On Jetson Orin, moving from PyTorch FP32 to ONNX Runtime FP32 buys almost nothing: the median speedup is 1.02x across 55 models, and the range runs from 0.39x to 2.85x. Many models end up slower, not faster. Only the smallest DEIMv2 models see a real gain. If you want speed on this device, convert to TensorRT instead. mAP is shown in percent form.
PyTorch FP32 is the reference runtime. ONNX Runtime FP32 keeps the same precision and runs the exported graph. This compares both on the same 55 models, same COCO protocol, same device: an NVIDIA Jetson Orin Nano Super 8GB.
| Model | PyTorch FP32 FPS | ONNX Runtime FP32 FPS | Speedup | mAP delta (pts) |
|---|---|---|---|---|
| DEIMv2-Atto | 15.4 | 43.9 | 2.85x | +1.0 |
| DEIMv2-Femto | 14.8 | 37.1 | 2.51x | +1.0 |
| YOLOv9-T | 9.9 | 18.6 | 1.88x | +1.0 |
| YOLOX-Nano | 18.4 | 34.4 | 1.87x | +0.0 |
| DEIMv2-N | 11.1 | 17.6 | 1.58x | +0.0 |
| DEIM-N | 11.3 | 17.5 | 1.55x | +0.0 |
| YOLOX-Tiny | 20.3 | 31.4 | 1.55x | +0.0 |
| DEIMv2-Pico | 14.1 | 21.3 | 1.51x | +1.0 |
| D-FINE-N | 11.7 | 17.5 | 1.50x | +0.0 |
| YOLOv9-S | 9.9 | 12.5 | 1.27x | -1.0 |
| PicoDet-S | 13.8 | 16.4 | 1.18x | -74.0 |
| RT-DETR-R50m | 5.0 | 5.4 | 1.08x | +0.0 |
| RT-DETRv2-R50m | 5.1 | 5.4 | 1.07x | -1.0 |
| DEIM-X | 2.9 | 3.0 | 1.06x | +0.0 |
| D-FINE-X | 2.9 | 3.0 | 1.06x | +0.0 |
The gain is concentrated in small models
Only a few families gain anything.

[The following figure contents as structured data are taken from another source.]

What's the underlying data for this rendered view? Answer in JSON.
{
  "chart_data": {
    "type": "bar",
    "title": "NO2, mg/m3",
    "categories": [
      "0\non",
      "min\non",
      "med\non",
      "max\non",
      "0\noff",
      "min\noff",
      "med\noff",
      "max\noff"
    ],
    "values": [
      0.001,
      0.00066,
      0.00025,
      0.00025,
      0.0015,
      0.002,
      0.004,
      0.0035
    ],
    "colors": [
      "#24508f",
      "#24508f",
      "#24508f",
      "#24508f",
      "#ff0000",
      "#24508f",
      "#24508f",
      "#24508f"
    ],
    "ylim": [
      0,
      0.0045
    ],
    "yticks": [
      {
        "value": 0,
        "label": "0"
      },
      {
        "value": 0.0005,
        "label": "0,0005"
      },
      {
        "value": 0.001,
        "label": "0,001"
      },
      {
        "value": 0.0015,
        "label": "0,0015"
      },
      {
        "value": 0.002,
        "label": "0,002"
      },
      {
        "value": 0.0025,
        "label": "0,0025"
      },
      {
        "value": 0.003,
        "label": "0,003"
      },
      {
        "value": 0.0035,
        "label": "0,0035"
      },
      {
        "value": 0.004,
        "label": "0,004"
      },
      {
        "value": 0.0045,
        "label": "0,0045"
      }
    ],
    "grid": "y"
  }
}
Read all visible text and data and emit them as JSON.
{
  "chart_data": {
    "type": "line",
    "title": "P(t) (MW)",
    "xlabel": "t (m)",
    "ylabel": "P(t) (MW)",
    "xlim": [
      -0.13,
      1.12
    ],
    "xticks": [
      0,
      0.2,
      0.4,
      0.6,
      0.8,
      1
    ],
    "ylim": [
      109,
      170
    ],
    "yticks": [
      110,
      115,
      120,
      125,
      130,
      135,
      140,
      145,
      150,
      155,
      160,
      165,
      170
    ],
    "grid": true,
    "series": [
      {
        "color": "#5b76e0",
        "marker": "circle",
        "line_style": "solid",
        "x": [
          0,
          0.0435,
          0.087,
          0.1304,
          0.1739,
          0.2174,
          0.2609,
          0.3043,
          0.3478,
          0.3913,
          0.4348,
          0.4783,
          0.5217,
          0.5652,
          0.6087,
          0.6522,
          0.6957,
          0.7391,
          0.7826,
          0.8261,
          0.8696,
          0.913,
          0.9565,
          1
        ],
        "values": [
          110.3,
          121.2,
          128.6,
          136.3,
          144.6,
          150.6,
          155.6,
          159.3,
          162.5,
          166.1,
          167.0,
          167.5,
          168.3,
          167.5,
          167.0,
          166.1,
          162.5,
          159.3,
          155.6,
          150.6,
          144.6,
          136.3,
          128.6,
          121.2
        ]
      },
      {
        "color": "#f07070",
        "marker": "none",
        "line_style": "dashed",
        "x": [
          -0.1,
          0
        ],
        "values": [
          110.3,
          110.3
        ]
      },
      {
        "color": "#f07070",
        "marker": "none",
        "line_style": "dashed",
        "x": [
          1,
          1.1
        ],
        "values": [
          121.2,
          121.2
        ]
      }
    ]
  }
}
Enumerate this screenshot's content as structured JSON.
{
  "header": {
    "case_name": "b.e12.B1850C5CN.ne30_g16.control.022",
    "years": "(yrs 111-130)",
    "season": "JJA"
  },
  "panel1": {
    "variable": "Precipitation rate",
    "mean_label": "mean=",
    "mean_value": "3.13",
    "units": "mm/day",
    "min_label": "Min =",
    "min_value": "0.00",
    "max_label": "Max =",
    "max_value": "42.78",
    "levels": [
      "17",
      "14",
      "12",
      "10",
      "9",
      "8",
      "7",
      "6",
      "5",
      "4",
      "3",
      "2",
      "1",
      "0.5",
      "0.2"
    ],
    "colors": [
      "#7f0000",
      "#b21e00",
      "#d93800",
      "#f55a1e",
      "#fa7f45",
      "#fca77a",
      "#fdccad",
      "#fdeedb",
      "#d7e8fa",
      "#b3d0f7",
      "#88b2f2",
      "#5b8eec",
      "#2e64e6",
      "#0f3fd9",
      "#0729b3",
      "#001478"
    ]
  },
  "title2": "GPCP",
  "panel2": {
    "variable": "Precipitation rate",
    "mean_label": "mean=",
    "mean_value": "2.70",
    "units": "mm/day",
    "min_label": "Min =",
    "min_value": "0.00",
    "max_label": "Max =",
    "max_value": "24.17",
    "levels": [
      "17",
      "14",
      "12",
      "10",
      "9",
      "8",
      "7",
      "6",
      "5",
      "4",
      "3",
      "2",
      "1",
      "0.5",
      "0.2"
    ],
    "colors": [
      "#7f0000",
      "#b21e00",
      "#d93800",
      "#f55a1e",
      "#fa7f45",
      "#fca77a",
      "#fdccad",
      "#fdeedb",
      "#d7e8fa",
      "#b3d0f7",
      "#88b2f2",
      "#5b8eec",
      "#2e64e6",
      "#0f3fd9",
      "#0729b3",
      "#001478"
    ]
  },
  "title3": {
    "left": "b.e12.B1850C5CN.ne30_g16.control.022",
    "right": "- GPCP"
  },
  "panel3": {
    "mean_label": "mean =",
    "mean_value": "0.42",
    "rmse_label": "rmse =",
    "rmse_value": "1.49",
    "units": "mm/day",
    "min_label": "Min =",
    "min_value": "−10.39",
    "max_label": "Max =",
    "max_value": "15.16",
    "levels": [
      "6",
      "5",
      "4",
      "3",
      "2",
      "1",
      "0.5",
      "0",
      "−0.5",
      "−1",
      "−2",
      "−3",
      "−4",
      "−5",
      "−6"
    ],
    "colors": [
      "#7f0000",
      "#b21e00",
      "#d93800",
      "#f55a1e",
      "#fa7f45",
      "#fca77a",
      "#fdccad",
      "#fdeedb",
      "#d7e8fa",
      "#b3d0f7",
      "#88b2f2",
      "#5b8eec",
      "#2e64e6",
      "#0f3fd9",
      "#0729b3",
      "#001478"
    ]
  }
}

DEIMv2 leads at a median 1.51x, and its smallest member, DEIMv2-Atto, is the single biggest gainer at 2.85x, from 15.4 to 43.9 FPS. ECDet is the worst at a median 0.83x, meaning every ECDet model ran slower after conversion. Set your expectation by family, and expect no gain at all for most of the field.
Many models run slower
This is the reason to skip ONNX FP32 on Jetson. A large share of the 55 models ran slower than their PyTorch baseline, which is why the median lands at just 1.02x. The worst case is PicoDet-L, which collapses to 0.39x, dropping from 11.1 to 4.3 FPS. The large transformer detectors mostly land near parity, gaining nothing worth the export step.
Accuracy cost
Three of the 55 models also lose half a point of mAP or more through the ONNX export. PicoDet-S drops from 30.4 to 29.6, PicoDet-M from 37.9 to 37.3, and PicoDet-L from 44.1 to 43.6. So the one family that loses accuracy is also the one that loses the most speed.
ONNX Runtime FP32 is not a speed win on Jetson Orin. Use it only as a conversion step toward TensorRT, which delivers real gains on this device.
Every number on this page comes from the verified dataset: same 500-image COCO val2017 slice, conf 0.001, IoU 0.6, max 300 detections, pycocotools mAP, identical protocol across all hardware and runtimes. The full protocol is on the methodology page. To rerun this comparison with your own filters, open compare. Accuracy is measured on LibreYOLO retrained checkpoints; other weight sources can yield different values.